4chan Chronicle/Hacktivism
(Sept 2009 – Apr 2010)
The impact of Chanology and the media attention it got separated Anonymous as a group from the chanverse that gave it birth. With a much more passive (or ineffective) /b/ sustaining the Legion reputation, Anonymous came to be led by activist hacker groups. The last important action that came from 4chan’s notion of Anonymous was February 2010’s Operation Titstorm, the culmination of a series of bad vibes between the Internet and the Australian government that attempted to censor it, taking its origins from Operation Didgeridie.
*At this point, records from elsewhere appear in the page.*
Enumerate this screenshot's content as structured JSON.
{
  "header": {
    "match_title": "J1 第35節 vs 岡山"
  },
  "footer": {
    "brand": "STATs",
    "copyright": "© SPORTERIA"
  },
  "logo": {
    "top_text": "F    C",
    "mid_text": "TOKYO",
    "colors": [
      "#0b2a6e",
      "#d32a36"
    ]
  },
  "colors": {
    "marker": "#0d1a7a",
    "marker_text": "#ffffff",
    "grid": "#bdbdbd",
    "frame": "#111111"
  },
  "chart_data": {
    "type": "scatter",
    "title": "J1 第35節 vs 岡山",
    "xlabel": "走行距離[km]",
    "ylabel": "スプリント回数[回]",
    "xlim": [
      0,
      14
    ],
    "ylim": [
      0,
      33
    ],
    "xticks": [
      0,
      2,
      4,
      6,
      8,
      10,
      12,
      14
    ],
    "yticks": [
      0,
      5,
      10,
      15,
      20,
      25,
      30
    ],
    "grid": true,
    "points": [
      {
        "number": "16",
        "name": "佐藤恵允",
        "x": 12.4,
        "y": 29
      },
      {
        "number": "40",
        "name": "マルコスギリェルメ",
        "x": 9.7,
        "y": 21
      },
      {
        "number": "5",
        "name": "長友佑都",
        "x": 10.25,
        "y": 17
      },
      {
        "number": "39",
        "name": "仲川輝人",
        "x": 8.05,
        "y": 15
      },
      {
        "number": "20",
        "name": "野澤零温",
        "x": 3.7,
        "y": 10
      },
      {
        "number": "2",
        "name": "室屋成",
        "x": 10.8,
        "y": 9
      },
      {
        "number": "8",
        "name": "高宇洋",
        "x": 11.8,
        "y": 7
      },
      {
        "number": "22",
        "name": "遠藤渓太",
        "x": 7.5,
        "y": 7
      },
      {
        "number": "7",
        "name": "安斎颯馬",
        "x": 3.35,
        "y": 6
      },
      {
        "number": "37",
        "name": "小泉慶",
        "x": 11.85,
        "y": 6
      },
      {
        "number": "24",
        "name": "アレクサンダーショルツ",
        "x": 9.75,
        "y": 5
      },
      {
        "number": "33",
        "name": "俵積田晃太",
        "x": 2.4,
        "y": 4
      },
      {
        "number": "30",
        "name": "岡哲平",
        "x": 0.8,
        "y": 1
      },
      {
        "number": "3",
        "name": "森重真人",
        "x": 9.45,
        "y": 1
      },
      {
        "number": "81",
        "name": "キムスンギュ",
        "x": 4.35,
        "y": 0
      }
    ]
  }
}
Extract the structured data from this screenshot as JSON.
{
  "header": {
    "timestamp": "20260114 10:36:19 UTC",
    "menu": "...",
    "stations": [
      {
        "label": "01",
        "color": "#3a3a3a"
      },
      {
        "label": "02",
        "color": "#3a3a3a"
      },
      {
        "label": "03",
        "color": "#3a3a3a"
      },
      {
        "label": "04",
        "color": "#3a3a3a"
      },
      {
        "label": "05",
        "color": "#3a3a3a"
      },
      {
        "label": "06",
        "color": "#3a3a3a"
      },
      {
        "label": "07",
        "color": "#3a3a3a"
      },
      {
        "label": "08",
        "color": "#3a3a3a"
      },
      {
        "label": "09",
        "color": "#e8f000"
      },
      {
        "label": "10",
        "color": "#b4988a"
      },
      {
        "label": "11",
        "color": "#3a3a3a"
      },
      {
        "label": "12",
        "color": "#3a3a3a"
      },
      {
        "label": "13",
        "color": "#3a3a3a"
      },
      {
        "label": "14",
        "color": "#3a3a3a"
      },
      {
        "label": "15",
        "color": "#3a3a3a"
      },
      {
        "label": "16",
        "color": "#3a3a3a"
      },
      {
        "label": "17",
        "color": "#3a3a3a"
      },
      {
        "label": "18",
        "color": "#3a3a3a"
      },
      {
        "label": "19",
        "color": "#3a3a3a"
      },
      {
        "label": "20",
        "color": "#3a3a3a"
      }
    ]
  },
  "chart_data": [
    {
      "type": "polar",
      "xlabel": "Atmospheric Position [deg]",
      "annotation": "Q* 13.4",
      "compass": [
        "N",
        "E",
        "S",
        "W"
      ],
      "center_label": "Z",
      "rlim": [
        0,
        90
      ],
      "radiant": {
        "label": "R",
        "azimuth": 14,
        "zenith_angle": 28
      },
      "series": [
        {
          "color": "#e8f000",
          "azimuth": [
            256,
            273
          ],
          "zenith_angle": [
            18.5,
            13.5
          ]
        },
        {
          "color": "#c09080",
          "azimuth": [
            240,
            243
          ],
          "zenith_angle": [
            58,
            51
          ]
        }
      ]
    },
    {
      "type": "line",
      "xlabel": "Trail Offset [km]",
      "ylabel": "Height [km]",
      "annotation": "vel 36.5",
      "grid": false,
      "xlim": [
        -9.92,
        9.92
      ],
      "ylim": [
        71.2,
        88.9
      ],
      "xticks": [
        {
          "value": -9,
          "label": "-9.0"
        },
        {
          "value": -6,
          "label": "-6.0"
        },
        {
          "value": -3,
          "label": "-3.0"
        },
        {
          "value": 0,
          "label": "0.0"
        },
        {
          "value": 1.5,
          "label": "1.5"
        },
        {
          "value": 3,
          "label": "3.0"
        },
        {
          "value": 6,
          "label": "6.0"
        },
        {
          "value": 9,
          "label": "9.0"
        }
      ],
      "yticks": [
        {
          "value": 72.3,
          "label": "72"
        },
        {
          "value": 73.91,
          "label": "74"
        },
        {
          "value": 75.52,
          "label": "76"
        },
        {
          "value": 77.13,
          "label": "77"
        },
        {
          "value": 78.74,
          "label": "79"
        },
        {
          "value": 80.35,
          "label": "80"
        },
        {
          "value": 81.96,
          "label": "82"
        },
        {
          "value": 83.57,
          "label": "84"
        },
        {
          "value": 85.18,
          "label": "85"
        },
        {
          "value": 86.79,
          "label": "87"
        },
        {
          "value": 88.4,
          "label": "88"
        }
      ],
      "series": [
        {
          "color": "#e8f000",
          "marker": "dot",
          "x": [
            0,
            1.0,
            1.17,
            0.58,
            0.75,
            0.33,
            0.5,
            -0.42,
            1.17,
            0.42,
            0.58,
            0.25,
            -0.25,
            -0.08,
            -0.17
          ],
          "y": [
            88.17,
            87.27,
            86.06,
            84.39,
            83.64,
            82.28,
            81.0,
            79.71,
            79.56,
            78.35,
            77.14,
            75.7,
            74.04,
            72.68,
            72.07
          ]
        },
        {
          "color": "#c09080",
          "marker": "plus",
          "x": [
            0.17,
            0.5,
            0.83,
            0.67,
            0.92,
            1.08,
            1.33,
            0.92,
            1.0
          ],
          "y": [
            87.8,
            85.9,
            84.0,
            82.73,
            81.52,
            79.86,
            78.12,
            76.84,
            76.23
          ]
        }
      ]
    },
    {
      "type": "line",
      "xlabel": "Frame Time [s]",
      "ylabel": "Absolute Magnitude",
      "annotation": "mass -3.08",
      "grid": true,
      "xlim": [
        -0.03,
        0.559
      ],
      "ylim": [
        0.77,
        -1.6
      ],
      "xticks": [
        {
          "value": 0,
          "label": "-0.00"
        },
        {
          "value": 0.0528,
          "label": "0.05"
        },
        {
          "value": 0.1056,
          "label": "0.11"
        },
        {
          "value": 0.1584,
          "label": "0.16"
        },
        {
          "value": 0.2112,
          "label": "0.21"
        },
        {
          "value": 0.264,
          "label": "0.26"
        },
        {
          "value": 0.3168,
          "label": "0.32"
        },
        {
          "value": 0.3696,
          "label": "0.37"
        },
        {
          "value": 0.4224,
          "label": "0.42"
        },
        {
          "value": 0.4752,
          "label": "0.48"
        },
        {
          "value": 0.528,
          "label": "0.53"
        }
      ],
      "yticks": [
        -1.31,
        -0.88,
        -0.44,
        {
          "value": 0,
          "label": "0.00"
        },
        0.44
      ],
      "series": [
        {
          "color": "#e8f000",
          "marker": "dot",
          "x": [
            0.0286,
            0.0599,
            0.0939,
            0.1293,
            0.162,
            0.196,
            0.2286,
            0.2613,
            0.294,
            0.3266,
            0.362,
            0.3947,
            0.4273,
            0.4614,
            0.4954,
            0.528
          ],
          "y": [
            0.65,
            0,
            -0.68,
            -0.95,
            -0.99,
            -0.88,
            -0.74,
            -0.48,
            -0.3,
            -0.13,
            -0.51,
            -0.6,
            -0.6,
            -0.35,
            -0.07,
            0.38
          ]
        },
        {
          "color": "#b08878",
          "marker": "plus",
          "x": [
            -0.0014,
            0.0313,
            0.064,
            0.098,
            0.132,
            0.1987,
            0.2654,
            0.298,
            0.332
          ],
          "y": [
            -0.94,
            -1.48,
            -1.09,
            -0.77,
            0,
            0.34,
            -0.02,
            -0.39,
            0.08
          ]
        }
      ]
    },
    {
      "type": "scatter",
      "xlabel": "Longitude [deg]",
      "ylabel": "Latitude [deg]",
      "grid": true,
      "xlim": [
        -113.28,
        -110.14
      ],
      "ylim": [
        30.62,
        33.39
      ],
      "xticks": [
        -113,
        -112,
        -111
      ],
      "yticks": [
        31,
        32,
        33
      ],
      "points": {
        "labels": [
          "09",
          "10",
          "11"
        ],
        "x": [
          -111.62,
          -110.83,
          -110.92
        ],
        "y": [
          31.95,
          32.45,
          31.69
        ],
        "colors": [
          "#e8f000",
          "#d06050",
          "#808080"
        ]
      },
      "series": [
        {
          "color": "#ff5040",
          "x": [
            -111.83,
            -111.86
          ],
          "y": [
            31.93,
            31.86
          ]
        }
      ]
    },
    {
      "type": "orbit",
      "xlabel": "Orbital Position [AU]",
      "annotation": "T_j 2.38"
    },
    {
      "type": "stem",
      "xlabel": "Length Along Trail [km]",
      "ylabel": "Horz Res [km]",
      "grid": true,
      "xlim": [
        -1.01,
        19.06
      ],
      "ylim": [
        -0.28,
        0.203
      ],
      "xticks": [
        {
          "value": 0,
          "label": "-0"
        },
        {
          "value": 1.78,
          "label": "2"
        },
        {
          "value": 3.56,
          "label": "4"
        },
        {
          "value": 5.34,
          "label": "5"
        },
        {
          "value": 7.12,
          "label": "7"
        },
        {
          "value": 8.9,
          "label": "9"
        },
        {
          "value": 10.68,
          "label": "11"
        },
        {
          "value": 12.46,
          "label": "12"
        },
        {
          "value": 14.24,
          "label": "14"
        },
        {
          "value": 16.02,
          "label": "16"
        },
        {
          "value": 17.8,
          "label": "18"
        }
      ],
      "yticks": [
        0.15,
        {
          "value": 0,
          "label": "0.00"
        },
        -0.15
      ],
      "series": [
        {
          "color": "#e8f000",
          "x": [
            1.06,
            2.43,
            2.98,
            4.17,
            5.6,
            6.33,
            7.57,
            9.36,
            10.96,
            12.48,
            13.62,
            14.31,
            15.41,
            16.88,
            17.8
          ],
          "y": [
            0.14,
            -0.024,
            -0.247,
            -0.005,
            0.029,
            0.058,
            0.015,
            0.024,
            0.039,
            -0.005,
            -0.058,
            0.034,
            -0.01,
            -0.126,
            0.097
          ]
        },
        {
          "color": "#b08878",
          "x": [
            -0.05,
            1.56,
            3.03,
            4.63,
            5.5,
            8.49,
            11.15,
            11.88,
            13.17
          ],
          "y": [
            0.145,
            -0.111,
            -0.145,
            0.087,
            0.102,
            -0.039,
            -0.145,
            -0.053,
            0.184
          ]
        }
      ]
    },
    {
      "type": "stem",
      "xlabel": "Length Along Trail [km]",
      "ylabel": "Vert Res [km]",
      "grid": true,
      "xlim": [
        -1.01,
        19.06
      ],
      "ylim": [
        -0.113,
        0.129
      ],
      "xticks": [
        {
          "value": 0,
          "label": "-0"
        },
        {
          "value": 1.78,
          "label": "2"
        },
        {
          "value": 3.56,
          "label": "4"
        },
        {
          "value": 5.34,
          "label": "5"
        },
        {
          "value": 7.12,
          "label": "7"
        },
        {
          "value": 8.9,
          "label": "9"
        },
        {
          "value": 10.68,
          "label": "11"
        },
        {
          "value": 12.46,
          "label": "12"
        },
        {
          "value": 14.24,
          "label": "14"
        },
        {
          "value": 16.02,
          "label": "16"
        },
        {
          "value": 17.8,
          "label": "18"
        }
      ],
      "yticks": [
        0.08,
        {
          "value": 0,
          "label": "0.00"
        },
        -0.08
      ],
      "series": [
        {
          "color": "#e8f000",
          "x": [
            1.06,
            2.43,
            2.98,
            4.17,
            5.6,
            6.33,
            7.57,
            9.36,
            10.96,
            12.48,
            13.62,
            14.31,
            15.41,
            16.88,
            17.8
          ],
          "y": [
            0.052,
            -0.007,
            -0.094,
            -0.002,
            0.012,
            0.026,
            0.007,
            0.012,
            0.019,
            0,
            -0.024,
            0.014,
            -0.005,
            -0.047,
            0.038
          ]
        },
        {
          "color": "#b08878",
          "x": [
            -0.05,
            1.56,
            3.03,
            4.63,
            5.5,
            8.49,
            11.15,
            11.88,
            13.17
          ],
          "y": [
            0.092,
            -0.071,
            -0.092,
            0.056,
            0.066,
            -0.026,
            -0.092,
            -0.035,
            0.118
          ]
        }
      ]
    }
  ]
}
From then on, almost all actions performed against any organization or government that attempted to attack free speech, piracy, or relevant matters were perpetrated by hacktivist groups, all claiming to be part of Anonymous. While activists posted image collages on the chans, detailing their raids and calling for action, the practice went out of fashion, and soon the whole collective came to be populated primarily by hackers. With Operation Payback, 4chan would slowly fade out from being the main cause of most Internet warfare, with various groups taking the spotlight. The previous Anonymous splinter group, the /i/nsurgency, faded into obscurity as most of its members grew out of it. The new hacktivist group Anonymous would proceed to attack government sites, Visa, MasterCard, and others in retaliation to the censorship attempts during Operation Payback and WikiLeaks’s loss of funding during Operation Avenge Assange. However, 4chan’s /b/tards weren’t completely inactive, as they proved in 2009 by filling YouTube with porn and getting moot selected as TIME’s Person of the Year and rigging the poll so it would spell “marblecake also the game”.